401 (Unauthorized): These are URLs that require authentication (logging in) in order to see the content. If you try to access content that is behind a login page, you may receive this message.
Why It's Important
A 4xx error on your site is a big deal. They are perhaps the highest priority issue on your site, and should take first priority in your SEO efforts.
First of all, the page's content is not available to search engines, so they will not be included on search engine results pages and you won't have any chance of getting organic traffic to this page. Secondly, when search engines notice that a URL returns a 4xx error, they will typically remove the page from their index. It can sometimes be a challenge to get these URLs re-indexed once fixed. Lastly, search engines may regard sites with many 4xx errors poorly, and in result may lower their rankings or the number of pages they index on your site.
How To Fix
Luckily, 4xx errors usually aren't too difficult to fix. The method will depend on what kind of problem caused the error.
All 4xx Errors (Especially 404 Errors)
You'll first want to look at each URL and determine whether the page should exist at this URL or not. This usually shouldn't be too hard - check for obvious typos in the URL or try to see if the page has moved to a new URL.
If you can find typos in the URL, you'll want to correct them in every place you linked to this URL. You can find the pages linking to this URL by clicking on the expand arrow on the left side of the row or by clicking on the number of internal links to the page for the row. Now you just need to find the place in the page's source code that has this link with the typo, and correct it.
If the page has moved, the best way to fix it is to create a 301 permanent redirect from the old URL to the new URL. If this can’t be done, you’ll need to find all of the links to the old URL and change them to point to the new URL.
If there are no typos in the URL, and the page has not moved, it's likely that there is a typo in the actual URL. Check the file name and directory structure of the URL on the server, or if using URL rewrites, verify there are no typos.
Ensure that the URL is referring to a page with content, not a a directory listing. This is the most common cause of 403 errors. If the URL is a directory listing, you'll want to change any links pointing to this URL or create a 301 permanent redirect to a new URL.

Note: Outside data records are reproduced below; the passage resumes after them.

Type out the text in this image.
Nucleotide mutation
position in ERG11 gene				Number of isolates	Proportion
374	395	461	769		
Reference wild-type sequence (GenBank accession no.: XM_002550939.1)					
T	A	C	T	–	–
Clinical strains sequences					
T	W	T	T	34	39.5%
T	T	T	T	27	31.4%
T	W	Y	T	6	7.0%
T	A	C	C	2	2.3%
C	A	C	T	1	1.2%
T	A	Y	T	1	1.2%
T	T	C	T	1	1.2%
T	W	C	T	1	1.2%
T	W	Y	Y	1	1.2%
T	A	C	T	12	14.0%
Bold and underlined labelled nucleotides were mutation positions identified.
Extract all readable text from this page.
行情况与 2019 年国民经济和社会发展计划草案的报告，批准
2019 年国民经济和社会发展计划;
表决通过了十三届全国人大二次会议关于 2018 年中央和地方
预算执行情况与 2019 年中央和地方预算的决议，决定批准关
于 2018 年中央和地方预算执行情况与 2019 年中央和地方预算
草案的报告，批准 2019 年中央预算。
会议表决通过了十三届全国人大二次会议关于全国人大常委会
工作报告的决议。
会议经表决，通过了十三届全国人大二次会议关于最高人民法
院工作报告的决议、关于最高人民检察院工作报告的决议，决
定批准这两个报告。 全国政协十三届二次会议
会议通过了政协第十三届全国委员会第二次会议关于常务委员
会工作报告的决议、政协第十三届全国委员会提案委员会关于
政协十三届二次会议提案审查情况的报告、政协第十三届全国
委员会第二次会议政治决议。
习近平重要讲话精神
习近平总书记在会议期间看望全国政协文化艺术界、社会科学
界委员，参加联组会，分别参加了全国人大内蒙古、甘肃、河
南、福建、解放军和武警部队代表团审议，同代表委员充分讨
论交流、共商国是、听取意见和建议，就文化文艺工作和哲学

In some cases, a web server might be blocking or not accepting requests from Dragonbot, and the server could return a 403. If this is the case, you will have to modify your server settings to allow requests from Dragonbot.
Check to see if the page should be available without logging in. If it should be available, you'll have to modify your web server's settings or application code to allow unauthenticated users access this page. If this is a page only available to logged-in users, consider excluding these pages using the robots.txt file.